Üzerinde böylesine baskı varken yine bir gece
yarısı yüzlerce silahlı polis, helikopterle geldiler büromuza.
Elektrikleri kesip, demir kesme aletleri, kaynak makinaları ile
kapılarımızı kesip girdiler içeriye.
Bizleri kelepçeleyip,
kollarımızdan, bacaklarımızdan, saçlarımızdan tutup sürükleyerek
beş kat merdivenden indirdiler. Emniyete gidiş orada hücrelere konulmamız
hepsi ayrı birer işkenceydi.
Yedi kişi
tutuklandık
İstanbul emniyetinde yasal prosedürler yapıldıktan
sonra bir minibüsle Ankara'ya getirildik. Bir minibüs diyorum ama o
gözaltına alınanların minibüsü ayrıca iki minibüs ile de büromuzdan
alınan eşyalar getirildi. Bilgisayarımız, kitaplarımız, dergilerimiz,
CD, video arşivlerimiz vs.
Ankara' da savcılığa çıkarıldık
gözaltı süresi dolduktan sonra. Ancak ne emniyette ne savcılıkta
hakkımızdaki "suçu ve delilleri" öğrenemedik. Buna rağmen
yedi kişi tutuklandık.
Tutuklandıktan 10 ay sonra iddianame elime
ulaştı. Hakkımdaki iddia TCK 314/2 yani örgüt üyeliği. Bu suça kanıt
ise, gözaltına alınırken direnmek, ki o şekilde bir gözaltıya kim olsa
direnir, yasadışı gözaltına alındım buna direnmek benim en temel
hakkım.
2010 yılında 1 Mayıs' a katılmak, Güler Zere'nin
cenazesine ve 8 Mart Dünya Emekçi Kadınlar günü ile ilgili mitinge
katılmak örgüt üyeliğinin kanıtı imiş...
1 Mayıs'a
katılmak ''suç''
Bu deliller de göstermektedir ki
tutuklanmamız tamamen keyfi. Bu durumu düşünce ve örgütlenme
özgürlüğüne yapılan bir saldırı olarak görüyorum.
Eğer ki
düşünce ve örgütlenme özgürlüğü olsaydı bu ülkede;
düşüncelerimizi yazmamız ifade etmemiz, düşüncelerimiz
doğrultusundaki yasal eylemlere katılmamızın suç olmaması
gerekirdi.
Ancak sizin de gördüğünüz gibi tüm dünyada kutlanan,
ülkemizde de resmi tatil ilan edilen 1 Mayıs gösterilerine, 8 Mart
eylemine katılmak "terör örgütü üyeliğine"
kanıt.
Böyle bir tablonun yaşandığı bir coğrafya da demokrasiden
özgürlüklerden söz etmek kendini-karşısındakini
kandırmaktır.
Maalesef iktidar "demokrasi, açılım
vs..." dedikçe üzerimizdeki baskılar daha da artıyor, haklarımız
daha çok gasp ediliyor. İktidar gibi düşünmeyen herkes potansiyel suçlu
görülüp cezalandırılıyor.
Yani sözün kısası, denildiği gibi
bu ülkede düşünce ve örgütlenme özgürlüğü yok. Yargı bağımsız
değil. Aksine alabildiğine siyasallaşmış bir yargı söz konusu.

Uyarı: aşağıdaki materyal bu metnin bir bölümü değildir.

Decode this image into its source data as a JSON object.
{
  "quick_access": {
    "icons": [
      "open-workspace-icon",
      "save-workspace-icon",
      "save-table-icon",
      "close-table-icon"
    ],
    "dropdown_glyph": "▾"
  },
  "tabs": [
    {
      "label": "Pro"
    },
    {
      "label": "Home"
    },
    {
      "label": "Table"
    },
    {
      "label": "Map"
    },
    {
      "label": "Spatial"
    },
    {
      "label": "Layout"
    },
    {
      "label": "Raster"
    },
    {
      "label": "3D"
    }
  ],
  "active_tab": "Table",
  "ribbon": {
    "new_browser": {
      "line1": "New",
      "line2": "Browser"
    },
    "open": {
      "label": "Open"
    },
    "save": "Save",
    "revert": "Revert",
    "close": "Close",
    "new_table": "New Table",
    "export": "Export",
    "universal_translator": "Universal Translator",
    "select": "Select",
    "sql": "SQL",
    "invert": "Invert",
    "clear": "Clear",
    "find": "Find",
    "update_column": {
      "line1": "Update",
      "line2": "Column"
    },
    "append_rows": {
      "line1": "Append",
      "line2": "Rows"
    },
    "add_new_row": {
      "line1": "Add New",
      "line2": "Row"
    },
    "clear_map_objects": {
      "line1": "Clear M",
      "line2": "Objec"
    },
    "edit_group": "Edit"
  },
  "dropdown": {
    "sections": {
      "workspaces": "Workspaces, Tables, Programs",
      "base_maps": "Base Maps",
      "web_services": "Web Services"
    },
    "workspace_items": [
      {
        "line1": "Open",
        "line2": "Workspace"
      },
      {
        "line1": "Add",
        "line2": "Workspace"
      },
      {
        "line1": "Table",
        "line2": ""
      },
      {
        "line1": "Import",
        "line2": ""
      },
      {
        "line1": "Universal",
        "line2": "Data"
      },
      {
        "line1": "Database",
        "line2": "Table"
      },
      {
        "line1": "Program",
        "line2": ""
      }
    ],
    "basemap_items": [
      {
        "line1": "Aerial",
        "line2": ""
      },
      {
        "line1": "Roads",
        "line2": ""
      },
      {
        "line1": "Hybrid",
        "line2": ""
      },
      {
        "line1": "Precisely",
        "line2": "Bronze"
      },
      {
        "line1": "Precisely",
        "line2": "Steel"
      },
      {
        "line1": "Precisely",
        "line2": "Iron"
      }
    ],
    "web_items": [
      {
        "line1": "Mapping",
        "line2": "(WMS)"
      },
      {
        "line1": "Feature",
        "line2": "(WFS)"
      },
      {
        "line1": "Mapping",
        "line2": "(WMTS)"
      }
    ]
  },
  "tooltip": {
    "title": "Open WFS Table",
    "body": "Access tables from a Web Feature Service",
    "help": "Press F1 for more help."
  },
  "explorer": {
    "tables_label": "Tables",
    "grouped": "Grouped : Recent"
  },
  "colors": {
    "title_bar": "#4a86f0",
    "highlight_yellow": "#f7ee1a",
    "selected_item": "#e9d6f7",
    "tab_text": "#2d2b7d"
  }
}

Yargının bağımsız olmadığını süren davalarda görüyoruz ama bir
kez daha 20 Ocak 2012 tarihinde yapılacak duruşmamızdan da
göreceğiz.
Hak gasplarının diyarı
Haksız-hukuksuz
tutuklamalar bir problemse, hapishanede yaşamak da ayrı bir problem.

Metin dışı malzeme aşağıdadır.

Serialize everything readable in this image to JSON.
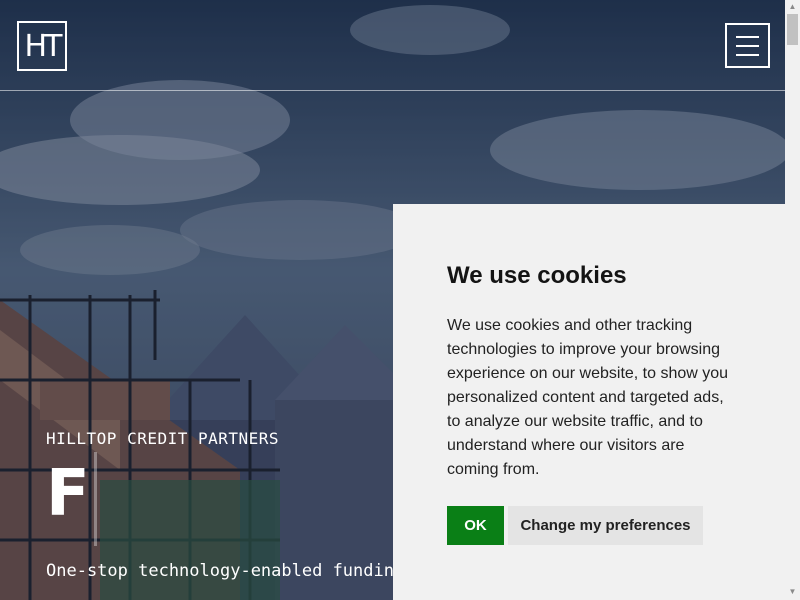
{
  "header": {
    "logo_text": "HT",
    "menu_icon": "hamburger-icon"
  },
  "hero": {
    "brand": "HILLTOP CREDIT PARTNERS",
    "big_letter": "F",
    "tagline": "One-stop technology-enabled funding"
  },
  "cookie_banner": {
    "title": "We use cookies",
    "body": "We use cookies and other tracking technologies to improve your browsing experience on our website, to show you personalized content and targeted ads, to analyze our website traffic, and to understand where our visitors are coming from.",
    "ok_label": "OK",
    "preferences_label": "Change my preferences"
  },
  "colors": {
    "ok_button": "#0a7f16",
    "panel_bg": "#f1f1f1",
    "hero_overlay": "#2b3446"
  }
}
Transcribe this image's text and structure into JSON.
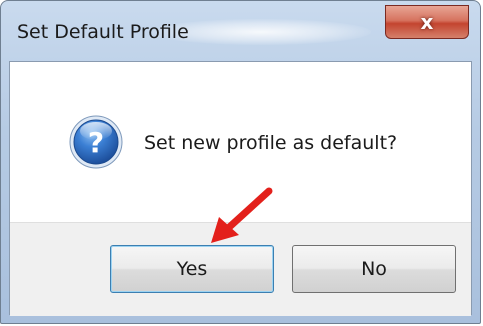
{
  "window": {
    "title": "Set Default Profile",
    "close_glyph": "x"
  },
  "dialog": {
    "icon": "question-icon",
    "message": "Set new profile as default?",
    "buttons": {
      "yes_label": "Yes",
      "no_label": "No"
    }
  },
  "annotation": {
    "arrow_color": "#e3201b",
    "points_to": "Yes"
  },
  "colors": {
    "icon_blue": "#2a64b8",
    "close_red": "#c3442f"
  }
}
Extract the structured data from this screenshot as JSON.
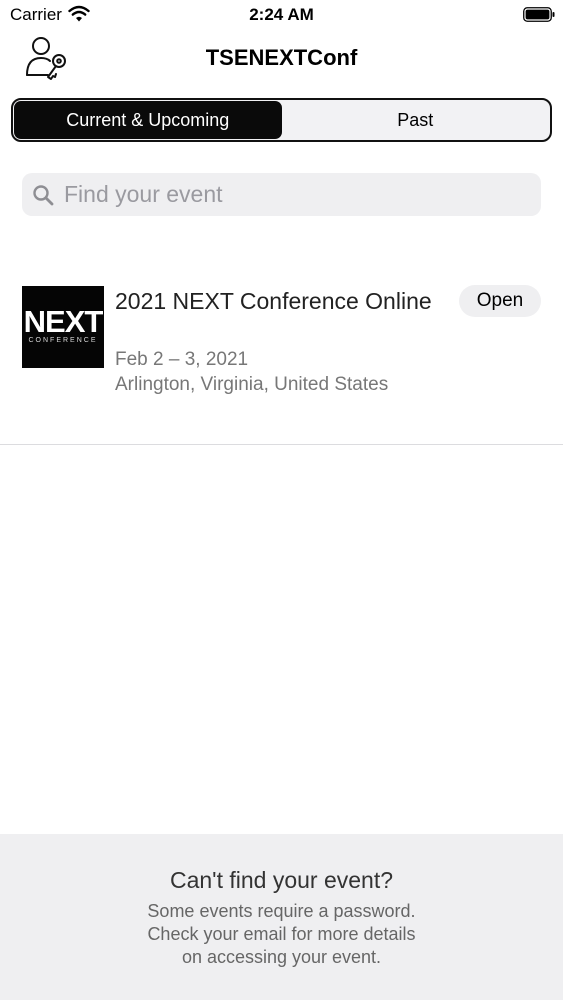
{
  "status_bar": {
    "carrier": "Carrier",
    "time": "2:24 AM"
  },
  "nav": {
    "title": "TSENEXTConf",
    "login_icon": "user-key-icon"
  },
  "segments": [
    {
      "label": "Current & Upcoming",
      "selected": true
    },
    {
      "label": "Past",
      "selected": false
    }
  ],
  "search": {
    "placeholder": "Find your event",
    "value": ""
  },
  "events": [
    {
      "logo_text": "NEXT",
      "logo_subtext": "CONFERENCE",
      "title": "2021 NEXT Conference Online",
      "dates": "Feb 2 – 3, 2021",
      "location": "Arlington, Virginia, United States",
      "action_label": "Open"
    }
  ],
  "footer": {
    "title": "Can't find your event?",
    "lines": [
      "Some events require a password.",
      "Check your email for more details",
      "on accessing your event."
    ]
  },
  "colors": {
    "segment_active_bg": "#0a0a0a",
    "surface": "#efeff1",
    "secondary_text": "#777777"
  }
}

Hapishaneler ceza içinde ceza çektirmeye göre düzenlenmiş. Her türlü
olanaktan yoksun yaşıyoruz. Bu koşullarda bize güç veren yine
inandığımız, savunduğumuz düşüncelerimiz. Fiziken yalnız olsanız ya
da en fazla 2 kişiyi görseniz de sizi burada ayakta tutan
düşüncelerinizdir.
Ben 3 kişilik hücrede kalıyorum. Zamanım
çoğu okuyup yazarak geçiyor.
Tabi hücre arkadaşlarımla
sohbetlerimizde oluyor. Yasalara göre haftada 10 saat 10 kişi ile sohbet
etmek hakkımız var ama biz bu hakkımızın üç saatini
kullanabiliyoruz.
Yani yedi saatimiz gaspedilmiş durumda. Ayrıca
sohbete birlikte çıkmak istediğim kişileri belirtmeme rağmen kimlerle
çıkacağıma idare karar veriyor ve hazırladıkları listeler ne haftalık
ne aylık. Tam tamına 3 aylık. Yani 3 ay boyunca aynı kişilerle
görüşebilirsiniz. Görüldüğü üzere hak gasplarının, yasakların bol
olduğu bir diyar buralar!!
Biraz da resim yapsam
Renkli kalem
yasak. 24 saatinizi geçirdiğiniz hücrenizin duvarına sevdiğiniz bir
resmi asmanız yasak, çiçek yasak, ütü yasak, makas yasak,
yapıştırıcının her türlüsü yasak, el işi malzemeleri (boncuk, ip,
tığ, şiş vs ) yasak...
Resim yapmak mı istiyorsunuz? O zaman
tretmana uyup, idarenin yaptırımlarını kabul edersiniz ve resim odasında
resminizi yaparsınız.
Yeni hücremde sürekli ayrı işi yapmaktan,
okuyup yazmaktan sıkıldım biraz da resim yapsaydım deme lüksünüz yok.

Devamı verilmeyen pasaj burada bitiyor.